Will Hutton's latest bright idea
As we know, Will Hutton has many ideas about how the world should be run. There always seems to be something of a flaw with said ideas. Here it's that his basic assertion, that re-nationalisation can take place at no cost to taxpayers, which is simply wrong.
It seems impossible, but building on the proposals of the Big Innovation Centre’s Purposeful Company Taskforce, there is a way to pull off these apparently irreconcilable objectives – and without spending any money.
The government should create a new category of company – the public benefit company (PBC) – which would write into its constitution that its purpose is the delivery of public benefit to which profit-making is subordinate.
Public benefit companies aren't exactly new. One reasonable definition of them would include the East India Company. And the BBC in fact. And we'd note that the BBC's licence fee is, in law, a tax. Which means that this desire of getting the borrowing of such PBC's off the government books might not work.
But rather more importantly:
Because the companies would remain owned by private shareholders, their borrowing would not be classed as public debt. The existing shareholders in the utility would remain shareholders, and their rights to votes and dividends would remain unimpaired. So there would be no need to compensate them – no need, in short to pay £170bn buying the assets back.

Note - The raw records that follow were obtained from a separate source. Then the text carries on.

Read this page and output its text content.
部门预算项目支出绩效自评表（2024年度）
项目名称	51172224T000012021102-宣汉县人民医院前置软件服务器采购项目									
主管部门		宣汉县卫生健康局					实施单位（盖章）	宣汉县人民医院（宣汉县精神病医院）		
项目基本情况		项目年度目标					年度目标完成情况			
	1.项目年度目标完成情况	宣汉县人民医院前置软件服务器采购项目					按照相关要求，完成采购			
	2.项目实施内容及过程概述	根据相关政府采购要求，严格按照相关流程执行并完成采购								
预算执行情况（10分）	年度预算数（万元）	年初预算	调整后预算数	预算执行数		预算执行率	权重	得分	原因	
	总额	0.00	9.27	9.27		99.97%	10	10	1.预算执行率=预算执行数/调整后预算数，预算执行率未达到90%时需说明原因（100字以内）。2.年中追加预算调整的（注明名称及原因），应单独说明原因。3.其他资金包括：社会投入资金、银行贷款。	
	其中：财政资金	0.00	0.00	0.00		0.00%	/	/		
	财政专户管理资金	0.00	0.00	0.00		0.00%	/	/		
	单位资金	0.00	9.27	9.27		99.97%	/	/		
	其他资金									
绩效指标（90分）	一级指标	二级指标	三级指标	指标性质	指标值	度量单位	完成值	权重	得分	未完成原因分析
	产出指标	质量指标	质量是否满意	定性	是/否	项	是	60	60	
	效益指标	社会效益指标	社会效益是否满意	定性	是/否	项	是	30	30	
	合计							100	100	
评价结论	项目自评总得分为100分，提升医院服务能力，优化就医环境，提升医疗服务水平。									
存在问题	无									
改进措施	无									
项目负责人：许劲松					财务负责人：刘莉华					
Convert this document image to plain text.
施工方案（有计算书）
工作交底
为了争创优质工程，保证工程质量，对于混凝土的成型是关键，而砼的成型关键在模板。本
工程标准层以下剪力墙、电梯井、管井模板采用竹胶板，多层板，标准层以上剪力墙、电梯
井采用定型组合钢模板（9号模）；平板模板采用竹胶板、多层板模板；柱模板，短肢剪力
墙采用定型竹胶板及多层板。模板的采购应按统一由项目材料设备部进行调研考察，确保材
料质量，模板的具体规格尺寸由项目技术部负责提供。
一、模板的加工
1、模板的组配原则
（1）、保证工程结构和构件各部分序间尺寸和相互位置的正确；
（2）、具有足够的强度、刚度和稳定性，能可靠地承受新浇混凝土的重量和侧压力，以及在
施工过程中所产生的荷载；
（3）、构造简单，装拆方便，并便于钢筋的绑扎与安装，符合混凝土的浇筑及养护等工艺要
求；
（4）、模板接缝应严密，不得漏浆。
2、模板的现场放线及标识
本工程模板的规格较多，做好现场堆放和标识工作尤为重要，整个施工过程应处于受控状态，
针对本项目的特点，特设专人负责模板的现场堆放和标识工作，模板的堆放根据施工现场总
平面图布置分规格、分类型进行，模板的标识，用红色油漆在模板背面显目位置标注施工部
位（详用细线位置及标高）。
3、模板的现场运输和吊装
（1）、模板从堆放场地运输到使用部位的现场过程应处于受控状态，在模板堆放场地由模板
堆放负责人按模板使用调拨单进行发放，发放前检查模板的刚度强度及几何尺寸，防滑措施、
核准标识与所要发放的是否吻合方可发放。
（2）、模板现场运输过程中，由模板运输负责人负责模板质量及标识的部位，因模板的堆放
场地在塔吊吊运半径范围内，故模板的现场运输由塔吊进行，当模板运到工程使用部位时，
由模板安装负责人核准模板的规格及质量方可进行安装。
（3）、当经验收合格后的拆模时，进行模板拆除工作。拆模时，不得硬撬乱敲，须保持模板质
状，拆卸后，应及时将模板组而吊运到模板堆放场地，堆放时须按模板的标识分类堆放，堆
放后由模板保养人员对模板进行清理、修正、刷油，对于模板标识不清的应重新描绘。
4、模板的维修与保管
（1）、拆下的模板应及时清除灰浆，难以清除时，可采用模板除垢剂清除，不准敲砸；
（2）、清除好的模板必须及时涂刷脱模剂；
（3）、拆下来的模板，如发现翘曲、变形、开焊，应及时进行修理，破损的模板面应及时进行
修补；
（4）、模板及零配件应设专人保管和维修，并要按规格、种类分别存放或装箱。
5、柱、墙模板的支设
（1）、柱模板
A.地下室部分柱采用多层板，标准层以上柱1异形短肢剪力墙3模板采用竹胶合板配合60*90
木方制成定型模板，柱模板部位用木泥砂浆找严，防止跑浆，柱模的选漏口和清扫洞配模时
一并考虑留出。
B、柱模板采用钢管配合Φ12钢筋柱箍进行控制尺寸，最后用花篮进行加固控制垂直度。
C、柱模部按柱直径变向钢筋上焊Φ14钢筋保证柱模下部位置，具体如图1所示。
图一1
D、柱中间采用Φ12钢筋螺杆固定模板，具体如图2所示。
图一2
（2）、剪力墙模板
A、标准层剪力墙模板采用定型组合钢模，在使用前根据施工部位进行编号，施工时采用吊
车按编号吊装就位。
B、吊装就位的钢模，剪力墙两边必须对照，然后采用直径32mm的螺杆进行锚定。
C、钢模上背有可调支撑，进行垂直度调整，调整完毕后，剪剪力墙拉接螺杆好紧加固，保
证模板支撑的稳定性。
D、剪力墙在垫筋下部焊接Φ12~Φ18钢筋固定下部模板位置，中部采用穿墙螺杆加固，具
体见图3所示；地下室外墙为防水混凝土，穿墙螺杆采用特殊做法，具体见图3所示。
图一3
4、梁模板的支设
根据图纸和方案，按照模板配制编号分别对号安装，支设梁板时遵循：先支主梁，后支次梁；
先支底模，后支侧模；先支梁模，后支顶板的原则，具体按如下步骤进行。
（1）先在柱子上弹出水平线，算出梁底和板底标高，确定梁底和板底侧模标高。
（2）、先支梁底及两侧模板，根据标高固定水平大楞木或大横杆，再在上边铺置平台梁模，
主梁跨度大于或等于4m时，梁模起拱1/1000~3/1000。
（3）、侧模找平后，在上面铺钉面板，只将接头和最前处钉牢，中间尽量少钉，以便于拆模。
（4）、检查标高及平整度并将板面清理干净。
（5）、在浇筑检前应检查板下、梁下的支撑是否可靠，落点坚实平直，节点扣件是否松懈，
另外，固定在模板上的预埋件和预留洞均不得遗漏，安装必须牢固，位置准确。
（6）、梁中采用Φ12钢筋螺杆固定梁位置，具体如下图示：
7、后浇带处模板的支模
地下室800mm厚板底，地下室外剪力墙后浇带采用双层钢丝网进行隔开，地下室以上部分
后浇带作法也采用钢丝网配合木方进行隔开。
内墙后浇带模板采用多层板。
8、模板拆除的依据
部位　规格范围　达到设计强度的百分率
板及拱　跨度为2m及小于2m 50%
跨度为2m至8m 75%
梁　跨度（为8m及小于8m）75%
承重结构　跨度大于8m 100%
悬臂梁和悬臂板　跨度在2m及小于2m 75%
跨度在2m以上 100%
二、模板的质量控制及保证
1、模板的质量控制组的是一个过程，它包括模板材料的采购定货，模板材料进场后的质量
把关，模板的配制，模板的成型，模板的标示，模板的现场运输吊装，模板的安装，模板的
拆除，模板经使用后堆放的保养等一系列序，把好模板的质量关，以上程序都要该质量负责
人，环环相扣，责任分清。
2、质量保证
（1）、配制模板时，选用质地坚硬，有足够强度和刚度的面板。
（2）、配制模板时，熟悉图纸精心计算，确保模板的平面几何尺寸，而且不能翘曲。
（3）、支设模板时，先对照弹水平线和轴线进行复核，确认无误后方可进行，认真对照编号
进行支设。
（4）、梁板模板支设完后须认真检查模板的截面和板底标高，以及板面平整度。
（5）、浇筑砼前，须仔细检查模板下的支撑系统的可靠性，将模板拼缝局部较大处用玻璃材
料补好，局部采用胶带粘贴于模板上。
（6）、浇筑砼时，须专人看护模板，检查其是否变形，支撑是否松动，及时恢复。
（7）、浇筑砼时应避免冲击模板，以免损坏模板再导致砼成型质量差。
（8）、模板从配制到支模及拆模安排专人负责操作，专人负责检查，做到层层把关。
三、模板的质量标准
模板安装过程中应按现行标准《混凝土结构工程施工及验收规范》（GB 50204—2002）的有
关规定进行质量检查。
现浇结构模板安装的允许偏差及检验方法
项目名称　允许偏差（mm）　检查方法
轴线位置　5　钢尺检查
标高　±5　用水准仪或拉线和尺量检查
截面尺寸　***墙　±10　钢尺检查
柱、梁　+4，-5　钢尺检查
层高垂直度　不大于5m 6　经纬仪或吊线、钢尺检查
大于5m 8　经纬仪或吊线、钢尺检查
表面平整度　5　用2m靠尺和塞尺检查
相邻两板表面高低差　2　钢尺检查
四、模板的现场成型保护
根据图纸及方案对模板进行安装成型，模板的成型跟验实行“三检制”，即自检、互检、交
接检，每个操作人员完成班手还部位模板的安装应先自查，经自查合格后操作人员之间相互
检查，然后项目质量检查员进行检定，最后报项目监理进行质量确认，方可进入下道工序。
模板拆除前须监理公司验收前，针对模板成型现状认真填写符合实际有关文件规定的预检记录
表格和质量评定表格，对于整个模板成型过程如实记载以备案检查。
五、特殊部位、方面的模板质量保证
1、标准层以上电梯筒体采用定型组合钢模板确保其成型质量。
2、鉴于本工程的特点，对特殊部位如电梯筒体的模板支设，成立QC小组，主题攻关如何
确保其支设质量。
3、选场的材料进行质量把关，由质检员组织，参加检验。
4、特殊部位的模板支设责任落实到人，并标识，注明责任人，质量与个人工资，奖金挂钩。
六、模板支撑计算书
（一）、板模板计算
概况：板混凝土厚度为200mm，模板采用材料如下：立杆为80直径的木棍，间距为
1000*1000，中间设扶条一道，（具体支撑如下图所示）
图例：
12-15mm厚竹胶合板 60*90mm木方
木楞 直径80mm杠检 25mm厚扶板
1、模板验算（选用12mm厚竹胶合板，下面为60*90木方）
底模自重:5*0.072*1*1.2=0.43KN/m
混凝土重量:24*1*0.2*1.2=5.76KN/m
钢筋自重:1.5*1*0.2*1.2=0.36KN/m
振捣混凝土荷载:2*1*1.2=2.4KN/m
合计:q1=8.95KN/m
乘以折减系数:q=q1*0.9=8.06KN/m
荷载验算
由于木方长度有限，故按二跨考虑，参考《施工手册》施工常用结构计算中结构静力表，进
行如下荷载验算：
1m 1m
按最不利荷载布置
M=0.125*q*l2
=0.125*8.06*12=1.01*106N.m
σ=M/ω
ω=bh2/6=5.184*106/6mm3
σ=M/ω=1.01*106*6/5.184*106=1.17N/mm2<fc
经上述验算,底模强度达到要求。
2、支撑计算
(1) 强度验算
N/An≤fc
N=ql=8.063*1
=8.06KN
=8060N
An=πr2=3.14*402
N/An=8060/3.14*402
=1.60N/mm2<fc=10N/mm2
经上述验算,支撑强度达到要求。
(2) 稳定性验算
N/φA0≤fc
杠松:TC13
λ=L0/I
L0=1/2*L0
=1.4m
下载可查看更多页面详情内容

The idea is that the current shareholders should receive no compensation. Yet look at what is being suggested. Their right to profit maximise is taken away by the new constitution of the company. There are other restrictions proposed as well by Hutton. Something of value is being taken from them - thus they should and must be compensated. This would be rather clearer under US law, where the concept of "a taking" is constitutionally established.
You might try to claim, as no doubt Hutton would, that this new set of restrictions is not a diminution of value. And yet he is arguing that it transfers value, that's his very argument for the change. Some value will move from shareholders to some more nebulously defined public interest as a result of the change. That's why Hutton is arguing for it.
It's thus a taking for the very reason that Hutton is arguing for it. Compensation must be paid.